All of lore.kernel.org
 help / color / mirror / Atom feed
From: Hannes Frederic Sowa <hannes@stressinduktion.org>
To: Jay Vosburgh <jay.vosburgh@canonical.com>
Cc: netdev@vger.kernel.org, Herbert Xu <herbert@gondor.apana.org.au>,
	Thomas Graf <tgraf@suug.ch>,
	Daniel Borkmann <dborkman@redhat.com>,
	Eric Dumazet <eric.dumazet@gmail.com>
Subject: Re: [PATCH net-next] arch_fast_hash: avoid indirect function calls and implement hash in asm
Date: Thu, 04 Dec 2014 20:32:06 +0100	[thread overview]
Message-ID: <1417721526.5386.39.camel@localhost> (raw)

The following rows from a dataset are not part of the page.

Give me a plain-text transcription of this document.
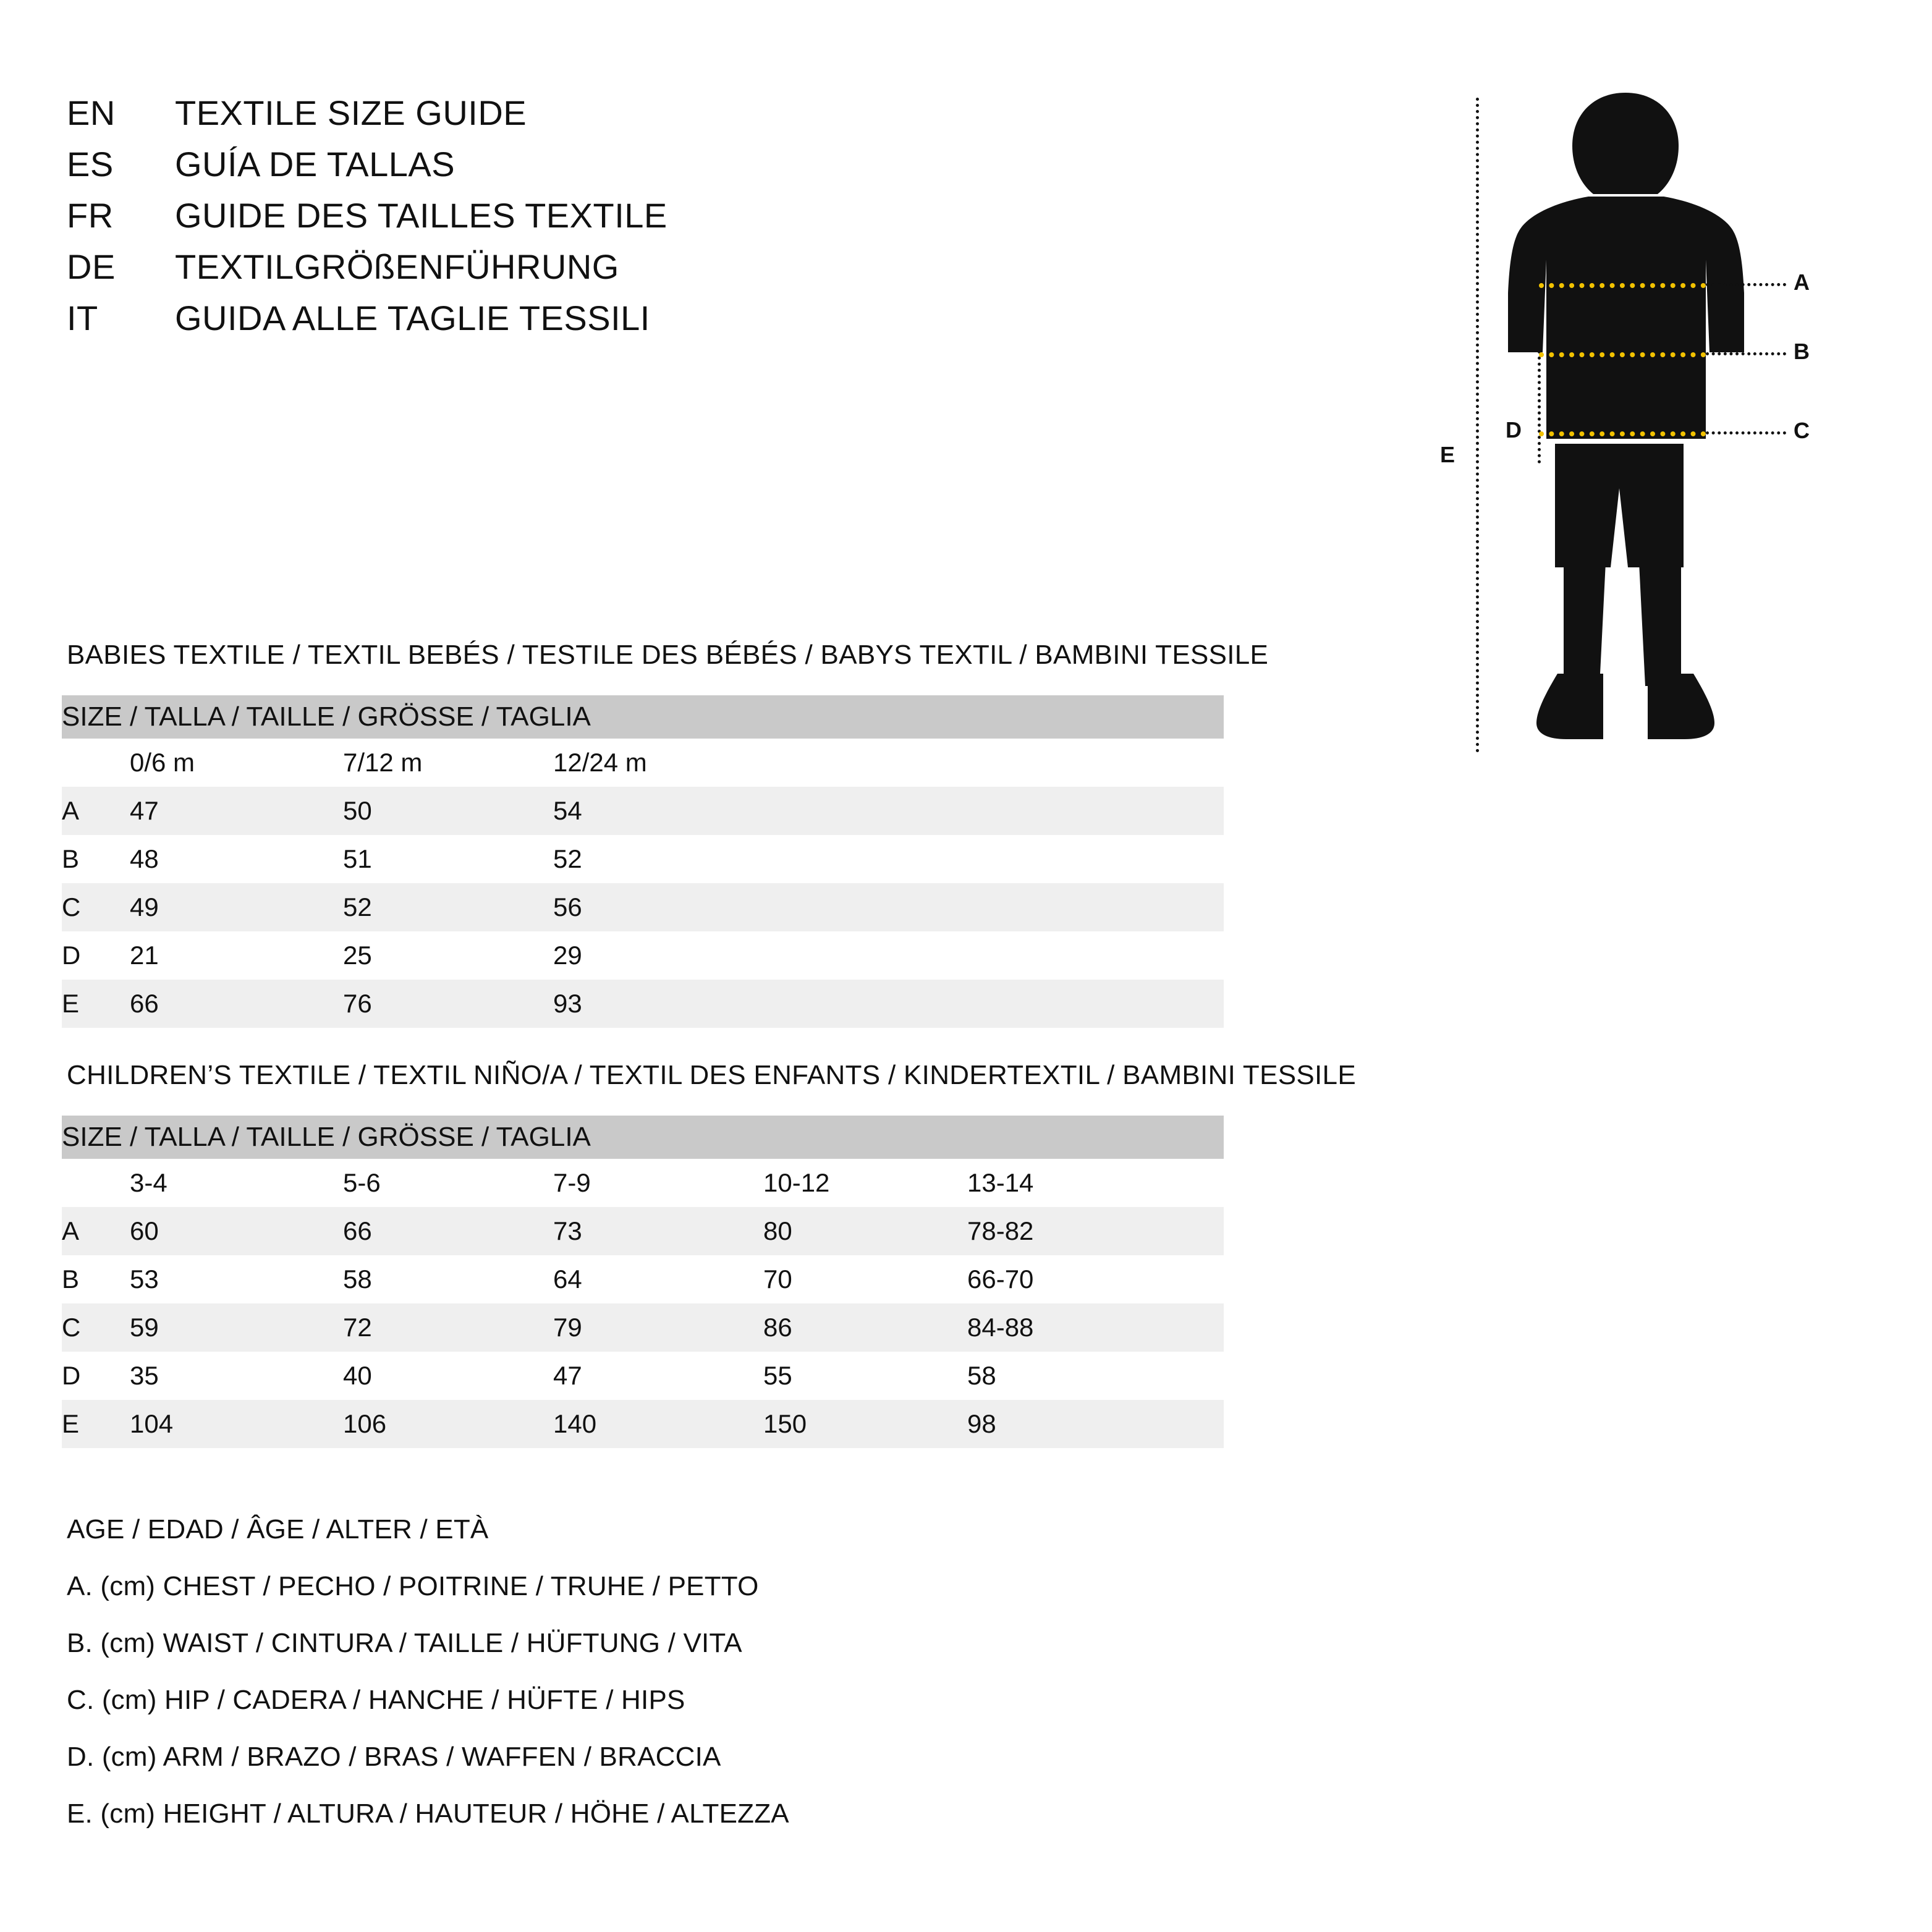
EN	TEXTILE SIZE GUIDE
ES	GUÍA DE TALLAS
FR	GUIDE DES TAILLES TEXTILE
DE	TEXTILGRÖßENFÜHRUNG
IT	GUIDA ALLE TAGLIE TESSILI
E
D
A
B
C
BABIES TEXTILE / TEXTIL BEBÉS / TESTILE DES BÉBÉS / BABYS TEXTIL / BAMBINI TESSILE
SIZE / TALLA / TAILLE / GRÖSSE / TAGLIA					
	0/6 m	7/12 m	12/24 m		
A	47	50	54		
B	48	51	52		
C	49	52	56		
D	21	25	29		
E	66	76	93		
CHILDREN’S TEXTILE / TEXTIL NIÑO/A / TEXTIL DES ENFANTS / KINDERTEXTIL / BAMBINI TESSILE
SIZE / TALLA / TAILLE / GRÖSSE / TAGLIA					
	3-4	5-6	7-9	10-12	13-14
A	60	66	73	80	78-82
B	53	58	64	70	66-70
C	59	72	79	86	84-88
D	35	40	47	55	58
E	104	106	140	150	98
AGE / EDAD / ÂGE / ALTER / ETÀ
A. (cm) CHEST / PECHO / POITRINE / TRUHE / PETTO
B. (cm) WAIST / CINTURA / TAILLE / HÜFTUNG / VITA
C. (cm) HIP / CADERA / HANCHE / HÜFTE / HIPS
D. (cm) ARM / BRAZO / BRAS / WAFFEN / BRACCIA
E. (cm) HEIGHT / ALTURA / HAUTEUR / HÖHE / ALTEZZA
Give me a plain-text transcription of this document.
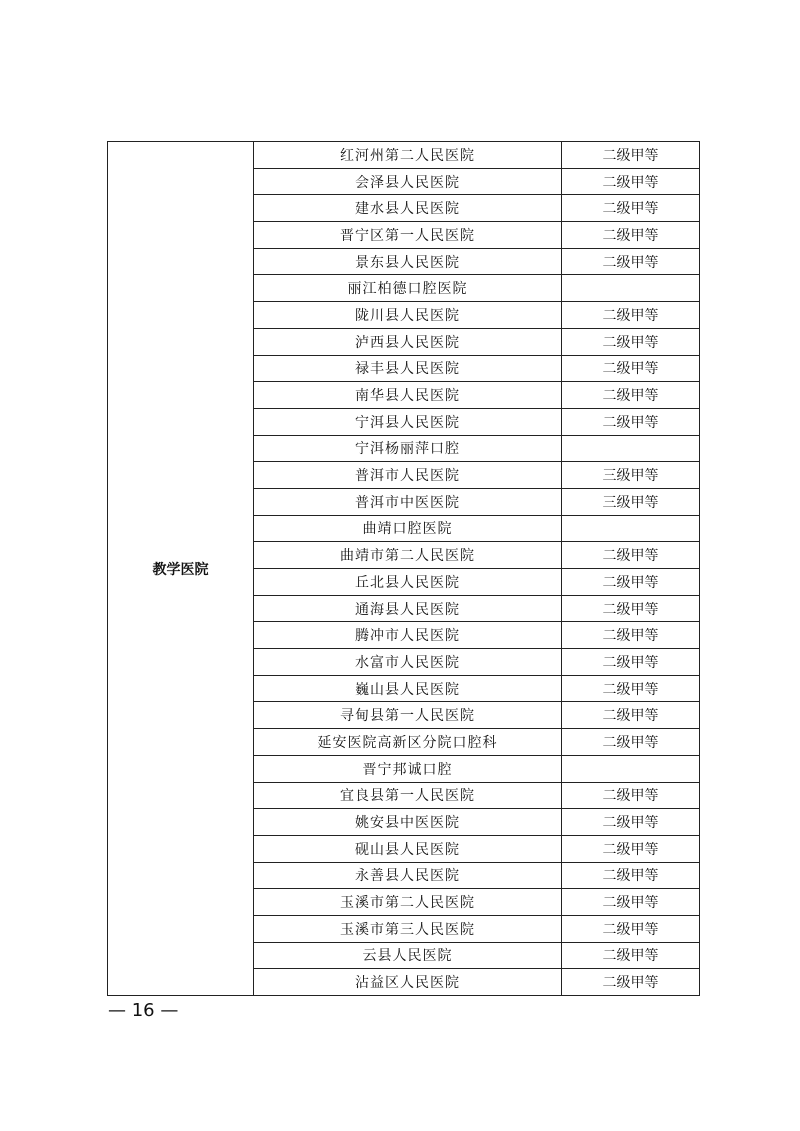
教学医院	红河州第二人民医院	二级甲等
	会泽县人民医院	二级甲等
	建水县人民医院	二级甲等
	晋宁区第一人民医院	二级甲等
	景东县人民医院	二级甲等
	丽江柏德口腔医院	
	陇川县人民医院	二级甲等
	泸西县人民医院	二级甲等
	禄丰县人民医院	二级甲等
	南华县人民医院	二级甲等
	宁洱县人民医院	二级甲等
	宁洱杨丽萍口腔	
	普洱市人民医院	三级甲等
	普洱市中医医院	三级甲等
	曲靖口腔医院	
	曲靖市第二人民医院	二级甲等
	丘北县人民医院	二级甲等
	通海县人民医院	二级甲等
	腾冲市人民医院	二级甲等
	水富市人民医院	二级甲等
	巍山县人民医院	二级甲等
	寻甸县第一人民医院	二级甲等
	延安医院高新区分院口腔科	二级甲等
	晋宁邦诚口腔	
	宜良县第一人民医院	二级甲等
	姚安县中医医院	二级甲等
	砚山县人民医院	二级甲等
	永善县人民医院	二级甲等
	玉溪市第二人民医院	二级甲等
	玉溪市第三人民医院	二级甲等
	云县人民医院	二级甲等
	沾益区人民医院	二级甲等
— 16 —
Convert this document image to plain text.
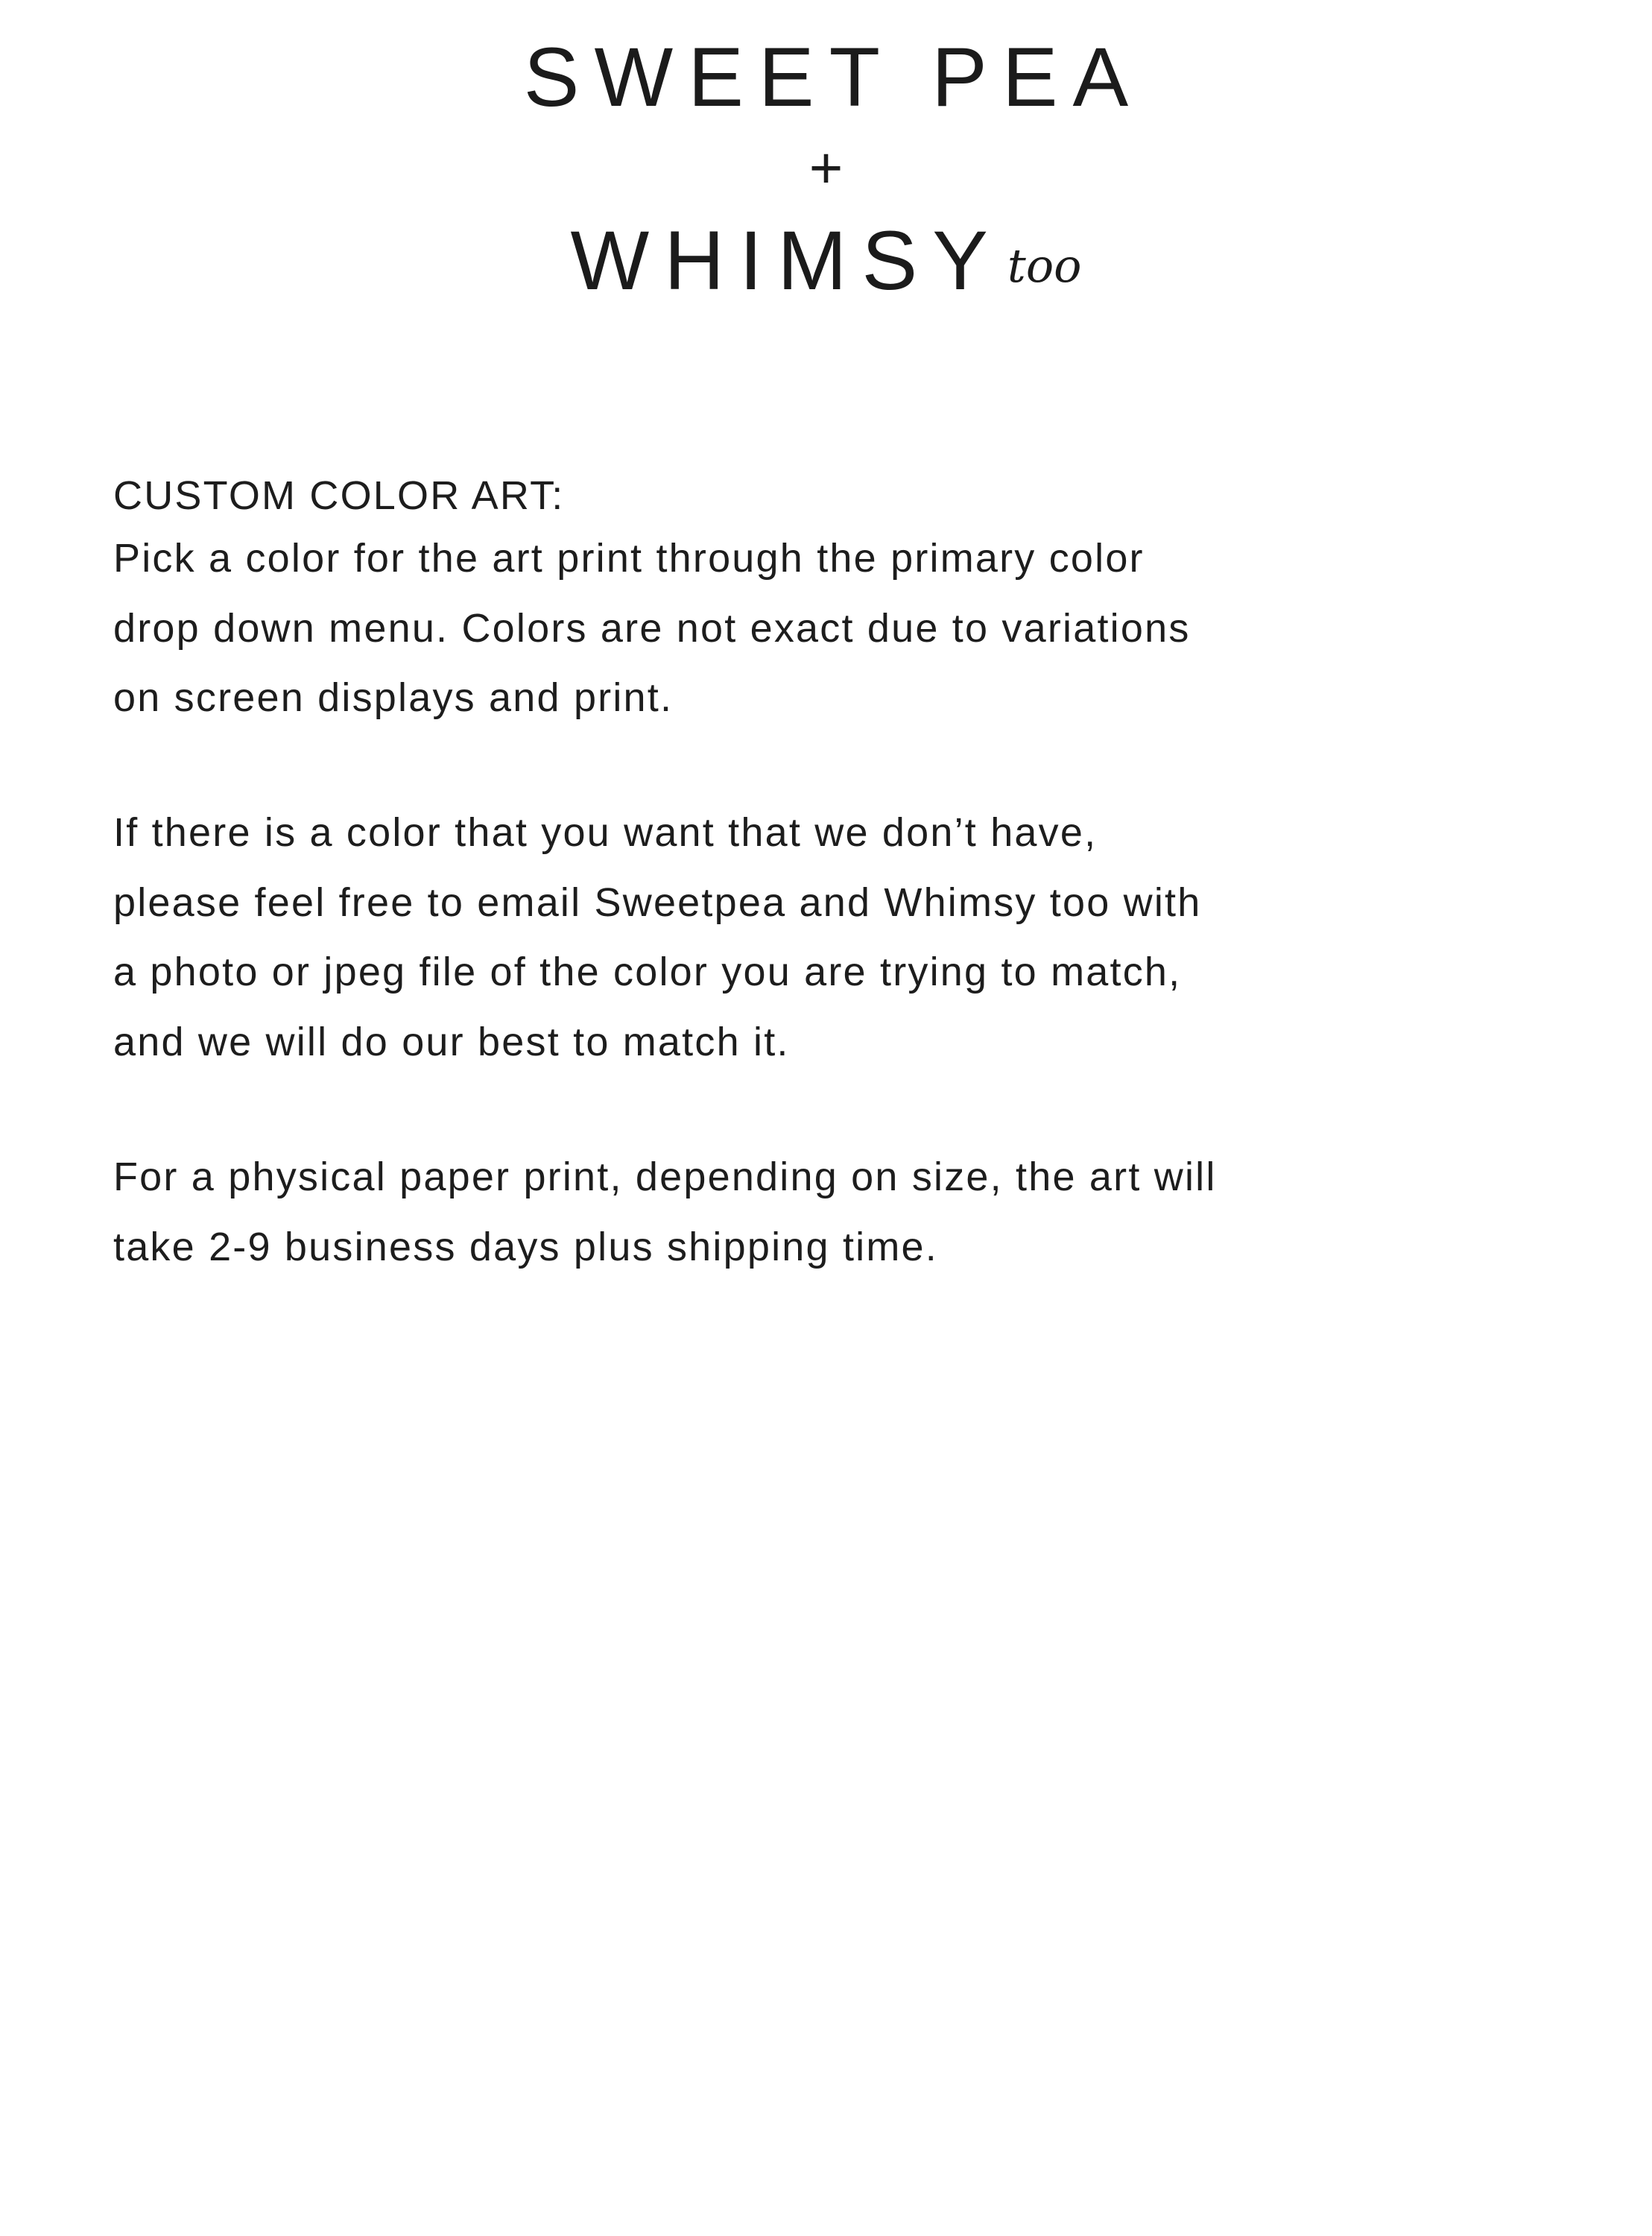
SWEET PEA
+
WHIMSYtoo
CUSTOM COLOR ART:

Pick a color for the art print through the primary color
drop down menu. Colors are not exact due to variations
on screen displays and print.

If there is a color that you want that we don’t have,
please feel free to email Sweetpea and Whimsy too with
a photo or jpeg file of the color you are trying to match,
and we will do our best to match it.

For a physical paper print, depending on size, the art will
take 2-9 business days plus shipping time.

In-Reply-To: <15333.1417721231@famine>

Hi Jay,

On Do, 2014-12-04 at 11:27 -0800, Jay Vosburgh wrote:
> Hannes Frederic Sowa <hannes@stressinduktion.org> wrote:
> 
> >By default the arch_fast_hash hashing function pointers are initialized
> >to jhash(2). If during boot-up a CPU with SSE4.2 is detected they get
> >updated to the CRC32 ones. This dispatching scheme incurs a function
> >pointer lookup and indirect call for every hashing operation.
> >
> >To keep the number of clobbered registers short the hashing primitives
> >are implemented in assembler. This makes it easier to do the dispatch
> >by alternative_call.
> 
> 	I have tested this on the same system that panicked with the
> original (now reverted) implementation (commit e5a2c8999576 "fast_hash:
> avoid indirect function calls"), and it functions correctly and does not
> panic.
> 
> 	I looked at the disassembly, and, as a data point, on a
> non-SSE4.2 system, the code generated is not as efficient as Hannes'
> original test patch, found here:
> 
> http://comments.gmane.org/gmane.linux.network/338430
> 
> 	which produced code as follows:
> 
> 0xffffffffa00b6bb9 <ovs_flow_tbl_insert+0xb9>:  mov    %r15,0x348(%r14)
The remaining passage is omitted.